Attualmente il lavoro a chiamata è ammesso per lo svolgimento di prestazioni di carattere discontinuo o intermittente, secondo le esigenze individuate dai contratti collettivi – nazionali, territoriali o aziendali – oppure da appositi decreti ministeriali o dalla normativa sull’orario di lavoro che definisce determinate attività come discontinue; non è ancora chiaro se le attuali limitazioni varranno anche per il nuovo lavoro a chiamata semplificato.

Il “contratto di lavoro intermittente” è ammesso per ciascun lavoratore con il medesimo datore di lavoro, per un massimo di 400 giornate effettive nell’arco di 3 anni con l’eccezione dei settori del turismo, dei pubblici esercizi e dello spettacolo; se il numero di giornate viene superato il contratto a chiamata si trasforma in un rapporto di lavoro a tempo pieno e indeterminato.

Il “contratto di lavoro intermittente” può essere stipulato solo da lavoratori che abbiano almeno 55 anni di età, anche pensionati, oppure che non abbiano ancora compiuto 24 anni (ma in questo caso le prestazioni contrattuali devono essere svolte entro i 25 anni ).

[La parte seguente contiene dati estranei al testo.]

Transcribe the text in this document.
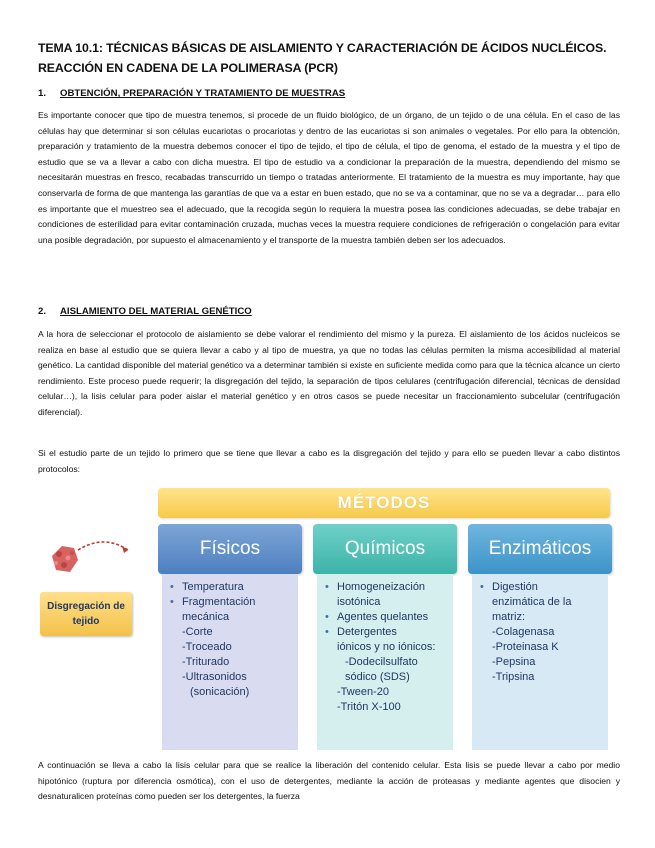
TEMA 10.1: TÉCNICAS BÁSICAS DE AISLAMIENTO Y CARACTERIACIÓN DE ÁCIDOS NUCLÉICOS.
REACCIÓN EN CADENA DE LA POLIMERASA (PCR)
1. OBTENCIÓN, PREPARACIÓN Y TRATAMIENTO DE MUESTRAS
Es importante conocer que tipo de muestra tenemos, si procede de un fluido biológico, de un órgano, de un tejido o de una célula. En el caso de las células hay que determinar si son células eucariotas o procariotas y dentro de las eucariotas si son animales o vegetales. Por ello para la obtención, preparación y tratamiento de la muestra debemos conocer el tipo de tejido, el tipo de célula, el tipo de genoma, el estado de la muestra y el tipo de estudio que se va a llevar a cabo con dicha muestra. El tipo de estudio va a condicionar la preparación de la muestra, dependiendo del mismo se necesitarán muestras en fresco, recabadas transcurrido un tiempo o tratadas anteriormente. El tratamiento de la muestra es muy importante, hay que conservarla de forma de que mantenga las garantías de que va a estar en buen estado, que no se va a contaminar, que no se va a degradar… para ello es importante que el muestreo sea el adecuado, que la recogida según lo requiera la muestra posea las condiciones adecuadas, se debe trabajar en condiciones de esterilidad para evitar contaminación cruzada, muchas veces la muestra requiere condiciones de refrigeración o congelación para evitar una posible degradación, por supuesto el almacenamiento y el transporte de la muestra también deben ser los adecuados.
2. AISLAMIENTO DEL MATERIAL GENÉTICO
A la hora de seleccionar el protocolo de aislamiento se debe valorar el rendimiento del mismo y la pureza. El aislamiento de los ácidos nucleicos se realiza en base al estudio que se quiera llevar a cabo y al tipo de muestra, ya que no todas las células permiten la misma accesibilidad al material genético. La cantidad disponible del material genético va a determinar también si existe en suficiente medida como para que la técnica alcance un cierto rendimiento. Este proceso puede requerir; la disgregación del tejido, la separación de tipos celulares (centrifugación diferencial, técnicas de densidad celular…), la lisis celular para poder aislar el material genético y en otros casos se puede necesitar un fraccionamiento subcelular (centrifugación diferencial).
Si el estudio parte de un tejido lo primero que se tiene que llevar a cabo es la disgregación del tejido y para ello se pueden llevar a cabo distintos protocolos:
MÉTODOS
Disgregación de
tejido
Físicos
• Temperatura
• Fragmentación
mecánica
-Corte
-Troceado
-Triturado
-Ultrasonidos
(sonicación)
Químicos
• Homogeneización
isotónica
• Agentes quelantes
• Detergentes
iónicos y no iónicos:
-Dodecilsulfato
sódico (SDS)
-Tween-20
-Tritón X-100
Enzimáticos
• Digestión
enzimática de la
matriz:
-Colagenasa
-Proteinasa K
-Pepsina
-Tripsina
A continuación se lleva a cabo la lisis celular para que se realice la liberación del contenido celular. Esta lisis se puede llevar a cabo por medio hipotónico (ruptura por diferencia osmótica), con el uso de detergentes, mediante la acción de proteasas y mediante agentes que disocien y desnaturalicen proteínas como pueden ser los detergentes, la fuerza
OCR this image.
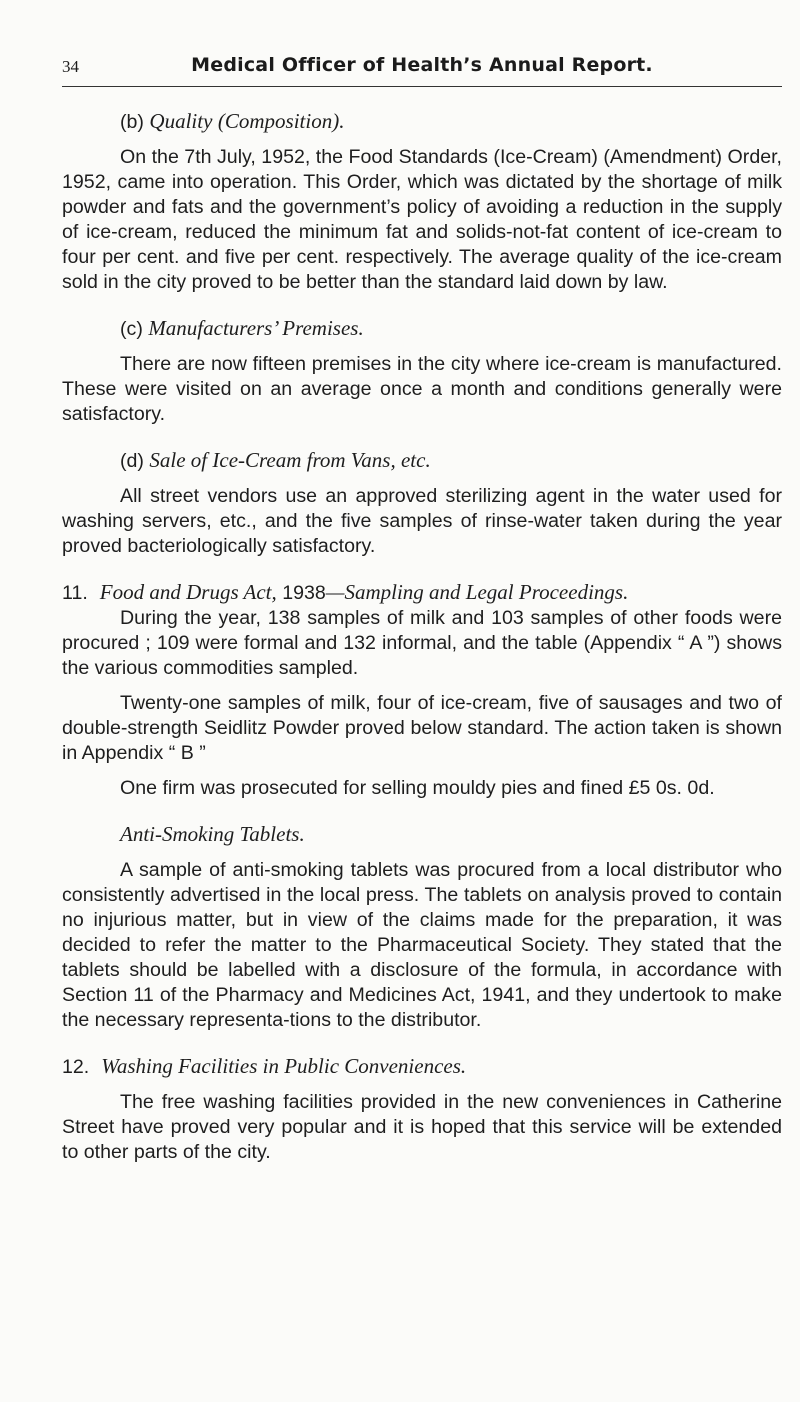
34	Medical Officer of Health’s Annual Report.
(b) Quality (Composition).

On the 7th July, 1952, the Food Standards (Ice-Cream) (Amendment) Order, 1952, came into operation. This Order, which was dictated by the shortage of milk powder and fats and the government’s policy of avoiding a reduction in the supply of ice-cream, reduced the minimum fat and solids-not-fat content of ice-cream to four per cent. and five per cent. respectively. The average quality of the ice-cream sold in the city proved to be better than the standard laid down by law.

(c) Manufacturers’ Premises.

There are now fifteen premises in the city where ice-cream is manufactured. These were visited on an average once a month and conditions generally were satisfactory.

(d) Sale of Ice-Cream from Vans, etc.

All street vendors use an approved sterilizing agent in the water used for washing servers, etc., and the five samples of rinse-water taken during the year proved bacteriologically satisfactory.

11. Food and Drugs Act, 1938—Sampling and Legal Proceedings.

During the year, 138 samples of milk and 103 samples of other foods were procured ; 109 were formal and 132 informal, and the table (Appendix “ A ”) shows the various commodities sampled.

Twenty-one samples of milk, four of ice-cream, five of sausages and two of double-strength Seidlitz Powder proved below standard. The action taken is shown in Appendix “ B ”

One firm was prosecuted for selling mouldy pies and fined £5 0s. 0d.

Anti-Smoking Tablets.

A sample of anti-smoking tablets was procured from a local distributor who consistently advertised in the local press. The tablets on analysis proved to contain no injurious matter, but in view of the claims made for the preparation, it was decided to refer the matter to the Pharmaceutical Society. They stated that the tablets should be labelled with a disclosure of the formula, in accordance with Section 11 of the Pharmacy and Medicines Act, 1941, and they undertook to make the necessary representa-tions to the distributor.

12. Washing Facilities in Public Conveniences.

The free washing facilities provided in the new conveniences in Catherine Street have proved very popular and it is hoped that this service will be extended to other parts of the city.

L’attuale procedura per assumere il lavoratore a chiamata è piuttosto articolata; non basta, infatti, l’assunzione del lavoratore ai servizi per l’impiego della propria Regione comunicata nelle forme ordinarie tramite modello Unilav in quanto, prima dell’inizio della prestazione lavorativa oppure di un ciclo integrato di prestazioni di durata non superiore a 30 giorni, il datore di lavoro è tenuto ad inviare un’ulteriore councazione all’Ispettorato territoriale del lavoro (ITL) competente per territorio e nella maniera più “semplice” e “veloce” possibile (digital, mail, app, sms).

Come in fretta e furia il governo Gentiloni ha cancellato i voucher per cancellare il referendum proposto dalla CGIL così, con altrettanta fretta e furia, questo stesso governo sta “sburocratizzando” il diritto al lavoro, trasformando il lavoratore in “merce-lavoro sottocosto” acquistabile con offerte speciali che di volta in volta gli imprenditori danno in pasto a giovani e meno giovani.

Questa è una umiliazione che non può e non deve essere sottaciuta!!

I comunisti invitano tutti i sinceri democratici, i giovani, i lavoratori, le associazioni, i sindacati e tutte le forze progressiste presenti nel Paese ed in Parlamento a trasformare la festa del 1 Maggio da usuale e ricorrente celebrazione musicale ad effettiva giornata di lotta e di resistenza nel Paese, per il diritto al lavoro degno e per la piena occupazione!!